THE INVESTIGATORS: Sheriff’s office hands over surveillance from Burbank Walmart debacle in early August

THE INVESTIGATORS: Sheriff’s office hands over surveillance from Burbank Walmart debacle in early August
What was initially believed to be a shooting at the Walmart on Burbank Drive turned out to be some sort of altercation between a man armed with a gun and a man armed with scissors. (Source: WAFB)

BATON ROUGE, La. (WAFB) - The East Baton Rouge Sheriff’s Office has now handed over several clips of surveillance video it obtained from the Burbank Walmart following a reported shooting incident that sparked mass panic on Tuesday, Aug. 6.

Surveillance video from Aug. 6, 2019 at Walmart on Burbank Drive in Baton Rouge

WAFB’s Scottie Hunter requested a copy of the video the day of the incident in order the shed more light on the situation after EBRSO passed along information to the media, much of which they would later clarify was incorrect.

Men, women, and children can be seen pouring out of the Burbank Walmart from almost every angle. The video released to the 9News Investigators shows the full out panic and terror amid reports of shots fired inside the store.

Moments before the 911 calls, the video shows the argument that sparked the madness. Two men dressed in black clothing can be seen getting into it near the customer service area at the front of the store. The East Baton Rouge Sheriff’s Office identified one of the men as Robert Tucker and the other as Jacob Bess.

In the video, Bess can be seen storming off and minutes later, he comes back into the store with what appears to be something in his hand. When customers see it, they can already be seen tearing past the registers to get out. Tucker told officers he heard someone scream “gun” and that’s when he can be seen taking out his own gun. And then the chaos erupted. Panicked customers took off, racing outside the store, and were convinced they heard gunshots.

“The combination of all these factors kind of made this the perfect storm to kind of have a false narrative," said Matthew Valasik, associate professor of sociology at LSU. While folks outside the store feared the worst, law enforcement and first responders from every local agency rushed to the scene. Just days after the mass shooting in El Paso, Texas, Valasik says it’s easy to see how the panic spread.

“When you have people there and they hear something or they think they hear something, you almost kind of get this group mentality," said Valasik.

Deputies arrested Tucker in the parking lot. While a helicopter circled overhead, Sheriff Sid Gautreaux held a news conference updating the public.

“Shots were fired,” Gautreaux said at the scene. “One of the patrons in the store, an innocent patron was struck twice.”
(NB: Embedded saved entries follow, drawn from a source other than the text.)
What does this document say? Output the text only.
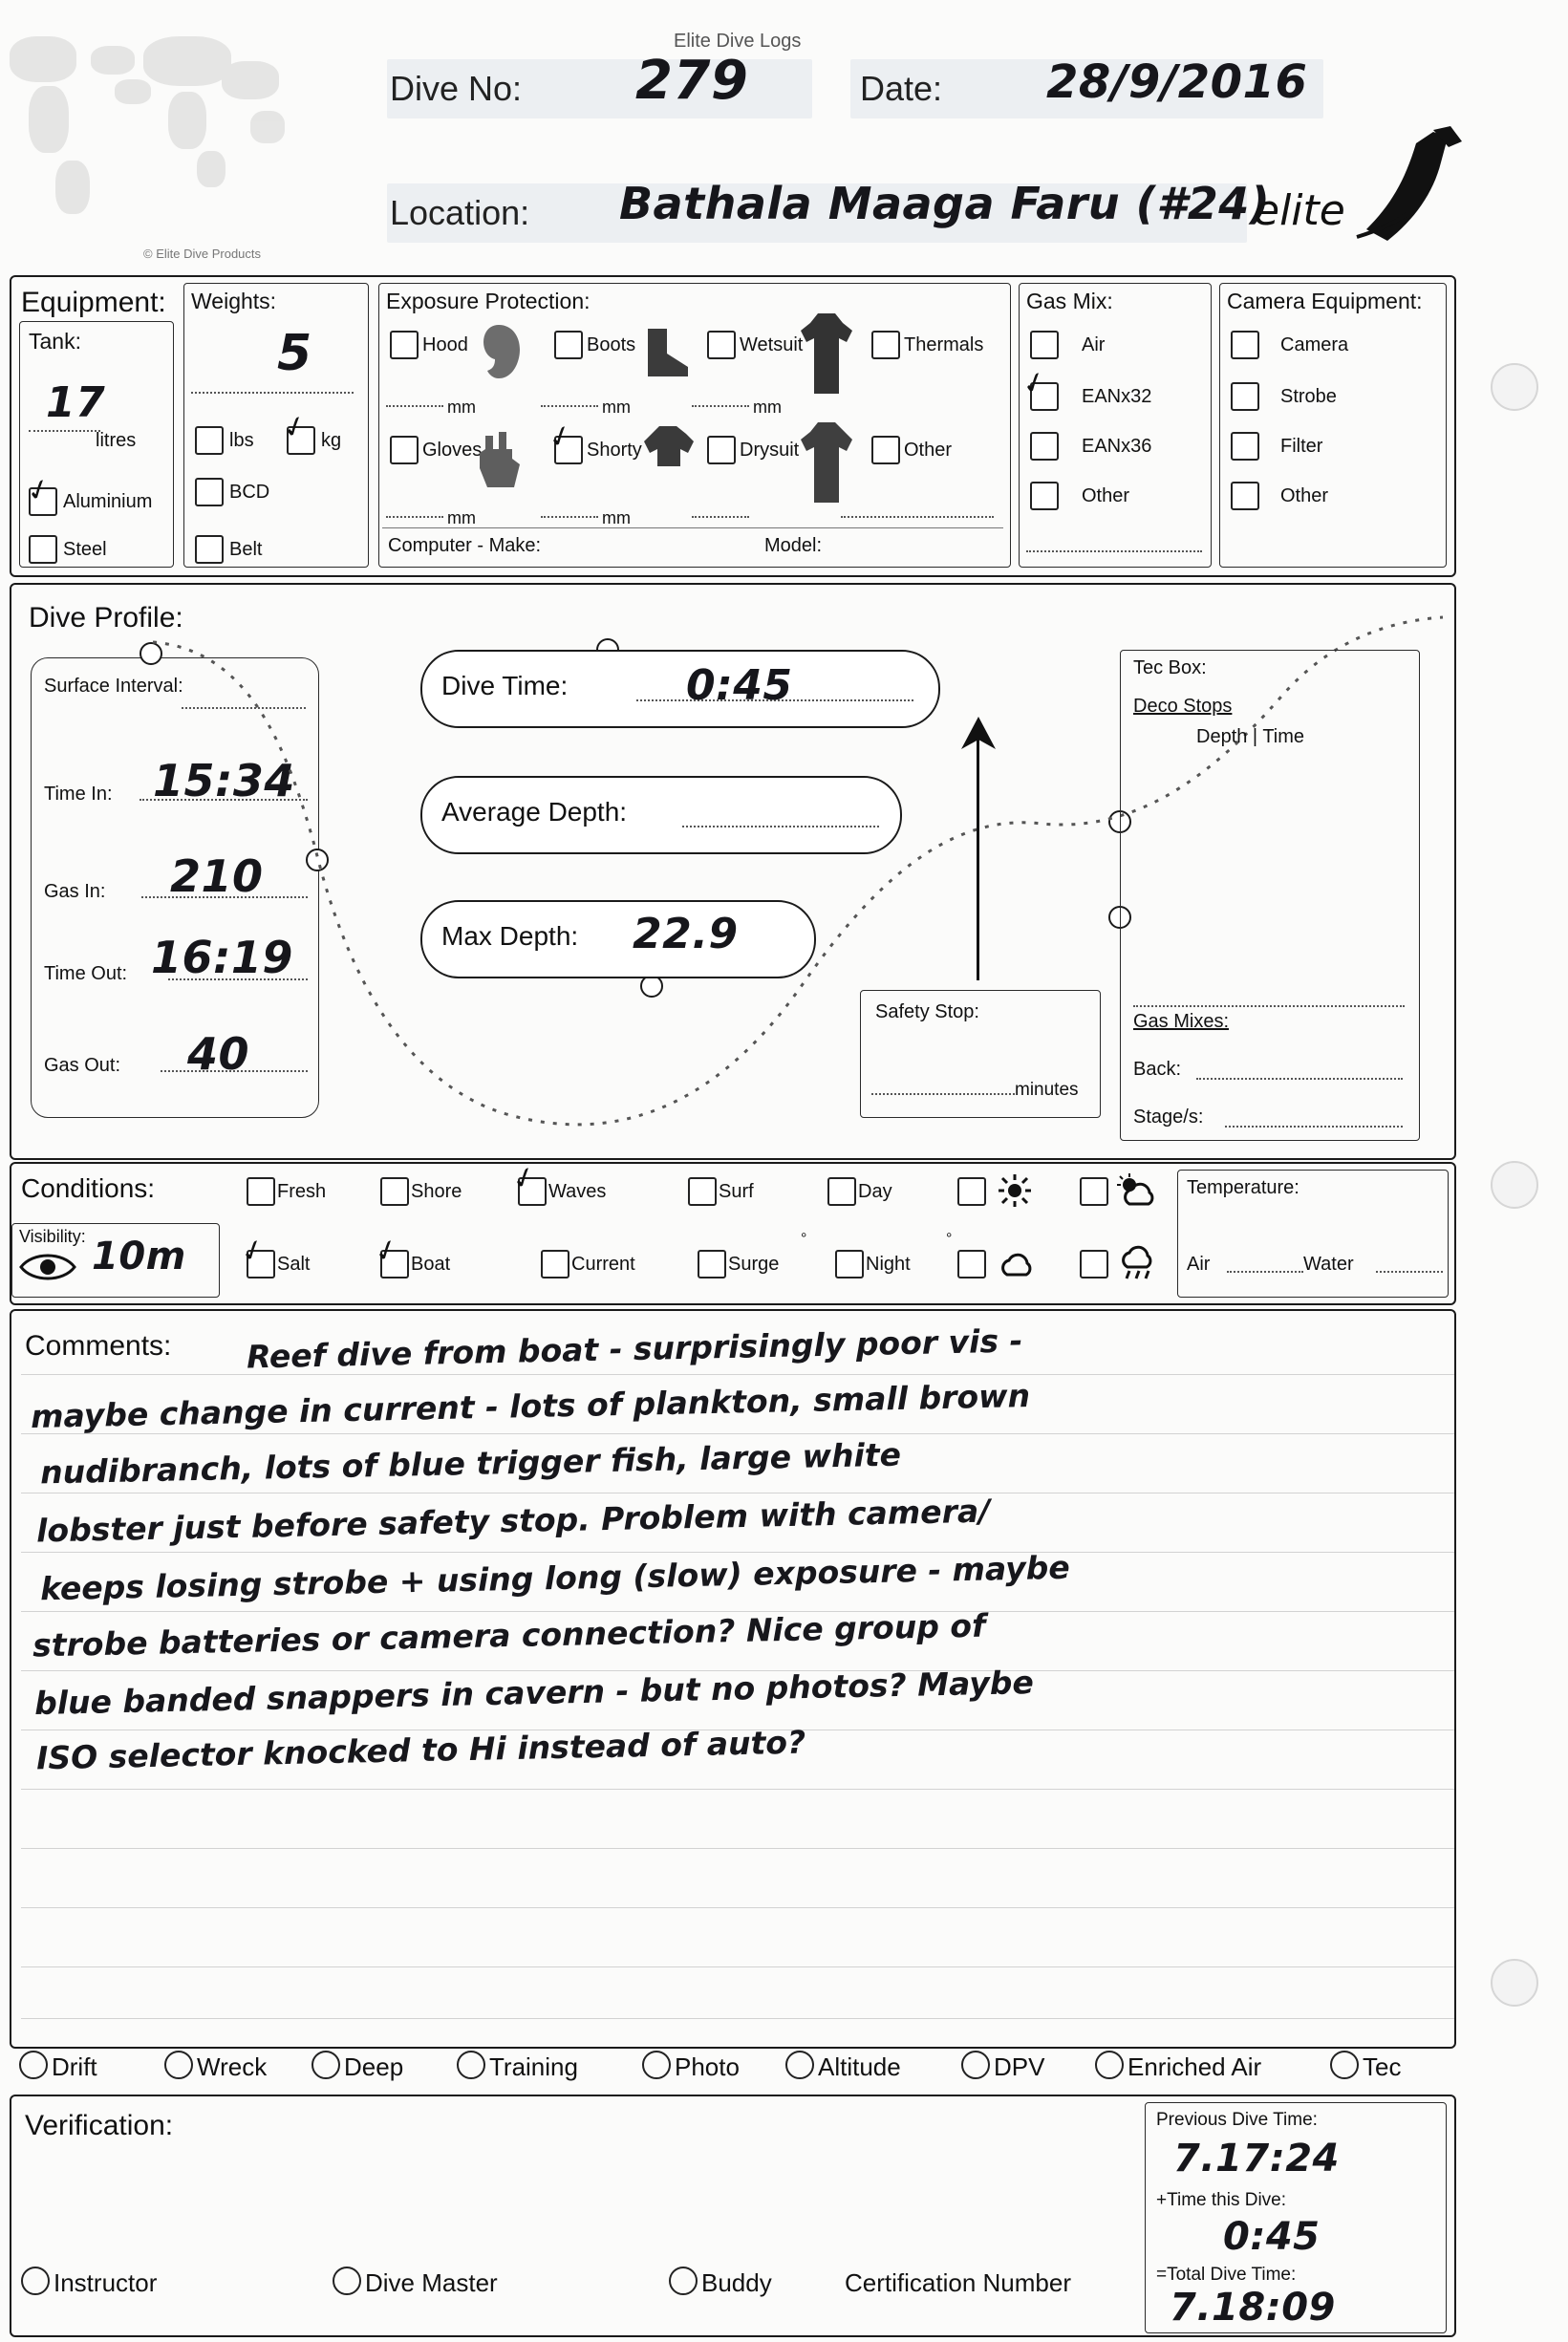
© Elite Dive Products
Elite Dive Logs
Dive No: 279	Date: 28/9/2016
Location: Bathala Maaga Faru (#24)
elite
Equipment:
Tank:
17
litres
✓ Aluminium
Steel
Weights:
5
lbs ✓ kg
BCD
Belt
Exposure Protection:
Hood	Boots	Wetsuit	Thermals
mm	mm	mm
Gloves ✓ Shorty	Drysuit	Other
mm	mm
Computer - Make:	Model:
Gas Mix:
Air
✓ EANx32
EANx36
Other
Camera Equipment:
Camera
Strobe
Filter
Other
Dive Profile:
Surface Interval:
Time In: 15:34
Gas In: 210
Time Out: 16:19
Gas Out: 40
Dive Time:	0:45
Average Depth:
Max Depth: 22.9
Safety Stop:
minutes
Tec Box:
Deco Stops
Depth | Time
Gas Mixes:
Back:
Stage/s:
Conditions:
Visibility: 10m
Fresh	Shore ✓ Waves	Surf	Day
°	°
✓ Salt ✓ Boat	Current	Surge	Night
Temperature:
Air	Water
Comments: Reef dive from boat - surprisingly poor vis -
maybe change in current - lots of plankton, small brown
nudibranch, lots of blue trigger fish, large white
lobster just before safety stop. Problem with camera/
keeps losing strobe + using long (slow) exposure - maybe
strobe batteries or camera connection? Nice group of
blue banded snappers in cavern - but no photos? Maybe
ISO selector knocked to Hi instead of auto?
Drift	Wreck	Deep	Training	Photo	Altitude	DPV	Enriched Air	Tec
Verification:
Instructor	Dive Master	Buddy	Certification Number
Previous Dive Time:
7.17:24
+Time this Dive:
0:45
=Total Dive Time:
7.18:09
Later, all of that had to be corrected by the sheriff’s office. In a press release issued nearly five hours after the initial 911 call, the sheriff’s office told the media that in fact no one had been shot, no shots had actually been fired, and the person who was in the hospital was hurt running from the store during the panic. On top of all that, one of the men who reportedly had a gun was actually armed with scissors, not a gun.

WAFB’s Scottie Hunter asked Valasik how things ended up so far from what really happened.

"I think the fact that we're on a very fast news cycle these days and people want information in the blink of an eye that there was just this push to get information out there before information was known," Valasik answered.

Valasik praises the police response, saying their presence was spot on, but he believes just about everything else was a disaster.

“It’s much easier to, in my mind, take your time and wait and say the right thing than just apologize later for something that could have larger impacts on the community or residents,” said Valasik.

While he says he’s not a crime scene investigator, he questions how thoroughly the surveillance videos were reviewed before officials went public with what turned out to be bad information.

WAFB’s Scottie Hunter asked the professor if he felt like officers took a close enough look at the video before releasing anything.

“I mean, I think it’s pretty clear whether you determine whether there’s gunfire or not,” said Valasik. “I think it’s just being more thoughtful on how this information is presented and I don’t think there’s anything wrong with saying, ‘We don’t know anything for the time being and when we know more we’ll get back to you.’"

In the midst of the debacle, the 9News Investigators requested the video, but were told then the sheriff’s office would not hand it over because the case was still under investigation. Now that the video has been made public, Valasik says he would like to see officials take thing a step further.

“If they have them, why wouldn’t they release them, especially if nothing occurred?” he asked. “It was just a disagreement between two people, so I think to have more community support and trust, you know, it would be nice to have a discussion of this is, what the breakdowns were, and this is what we’re going to try to remedy in the future.”

While the sheriff has publicly praised the response efforts to the incident, he has not publicly addressed the information his office had to corrected in the hours following the situation.